You are indeed lucky to have conversations with E stored on your phone. I would suggest you download them onto a memory stick or save them to the the cloud or something for the future if you haven’t already done so. I have lost some stuff I had on an old phone.

E sounds like an incredible person and she lives on through the impact she had on you and your life - how she may have educated you or influenced you or even changed you. And you, in turn, will go on to have an impact on the lives of others and so on.

“What you leave behind is not what is engraved in stone monuments, but what is woven into the lives of others.” Pericles

I, too, adore Mr. Cave. Another one of his songs I really like is The Ship Song. He is Australia’s Leonard Cohen or rather Leonard Cohen was Canada’s Nick Cave!! Two master wordsmiths!
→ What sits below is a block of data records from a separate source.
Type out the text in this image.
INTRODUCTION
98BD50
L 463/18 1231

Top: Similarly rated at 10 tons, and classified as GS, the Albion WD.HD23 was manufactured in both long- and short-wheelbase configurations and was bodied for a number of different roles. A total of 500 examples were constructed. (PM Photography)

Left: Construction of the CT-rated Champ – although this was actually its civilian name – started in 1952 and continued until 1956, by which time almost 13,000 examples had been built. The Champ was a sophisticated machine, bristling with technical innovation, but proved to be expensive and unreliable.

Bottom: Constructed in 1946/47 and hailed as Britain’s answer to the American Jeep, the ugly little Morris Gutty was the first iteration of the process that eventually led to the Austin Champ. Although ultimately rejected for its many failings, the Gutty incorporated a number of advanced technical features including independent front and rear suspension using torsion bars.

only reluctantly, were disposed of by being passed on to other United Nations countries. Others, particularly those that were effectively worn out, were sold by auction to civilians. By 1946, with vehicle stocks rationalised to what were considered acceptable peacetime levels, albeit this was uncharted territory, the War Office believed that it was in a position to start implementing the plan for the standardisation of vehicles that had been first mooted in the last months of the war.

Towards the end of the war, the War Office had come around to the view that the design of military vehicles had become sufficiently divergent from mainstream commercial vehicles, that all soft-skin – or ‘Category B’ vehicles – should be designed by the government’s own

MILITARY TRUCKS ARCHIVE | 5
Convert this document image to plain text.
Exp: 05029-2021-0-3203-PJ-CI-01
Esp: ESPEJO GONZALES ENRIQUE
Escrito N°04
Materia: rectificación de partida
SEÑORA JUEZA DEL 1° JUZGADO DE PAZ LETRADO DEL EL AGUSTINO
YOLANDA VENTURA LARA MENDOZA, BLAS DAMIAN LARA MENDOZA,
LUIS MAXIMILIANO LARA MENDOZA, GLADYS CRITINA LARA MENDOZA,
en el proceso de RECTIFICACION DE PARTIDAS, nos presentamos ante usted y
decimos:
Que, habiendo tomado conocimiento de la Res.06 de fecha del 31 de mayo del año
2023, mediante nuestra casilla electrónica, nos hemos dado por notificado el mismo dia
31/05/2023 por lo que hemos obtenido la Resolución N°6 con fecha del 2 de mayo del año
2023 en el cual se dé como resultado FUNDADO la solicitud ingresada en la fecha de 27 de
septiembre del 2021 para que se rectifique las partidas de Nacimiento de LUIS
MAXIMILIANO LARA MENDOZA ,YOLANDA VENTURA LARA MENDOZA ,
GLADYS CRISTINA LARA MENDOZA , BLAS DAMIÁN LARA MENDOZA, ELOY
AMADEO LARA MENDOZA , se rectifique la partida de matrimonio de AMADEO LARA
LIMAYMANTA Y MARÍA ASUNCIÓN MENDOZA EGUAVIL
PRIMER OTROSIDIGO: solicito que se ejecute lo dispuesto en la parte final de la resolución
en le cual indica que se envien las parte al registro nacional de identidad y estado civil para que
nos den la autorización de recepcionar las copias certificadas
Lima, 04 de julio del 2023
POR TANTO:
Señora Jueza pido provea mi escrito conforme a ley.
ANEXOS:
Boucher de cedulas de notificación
Actually my son was born to Leonard Cohen’s Hallelujah. It was playing in the birthing suite at the exact moment he was born. The K.D. Lang version from her Hymns from the 39th parallel album. So now I consider it his birth song. In my family, my mother liked to allocate everyone a ‘birth song’. Usually a song that was either popular or playing around the time you were born. If I tell you the one my mother allocated me you have to promise not to laugh. Promise? Okay, here goes. The musical film GiGi was popular and/or in cinemas around the time I was born. So I was ‘allocated’ the song ‘Thank Heavens for Little Girls’ sung by Maurice Chevalier!! C’mon, you promised and I can hear you laughing from here?! I didn’t choose the bloody thing! What’s really funny is that I was not a real girly girl by any means. I was a bit of a tomboy, always covered in scratches and bruises from climbing trees or jumping off walls etc. Poor Mum got that one wrong! But I’m stuck with it now.

Nick Cave’s songs do come from a deep place and almost pay homage to man’s imperfections and flaws. Just as we are all beautiful in some way we are also all flawed in some way. Our beauty and our imperfections coexist along side each other.

Quite often beauty is actually found in imperfection. Like for example how a tree becomes more beautiful the older it gets, the more twisted its’ branches become, the more knots it develops and so on. A person with imperfections can also become more beautiful, both internally and externally. Their scars reflect their life story, become part of their character, help form their personalities.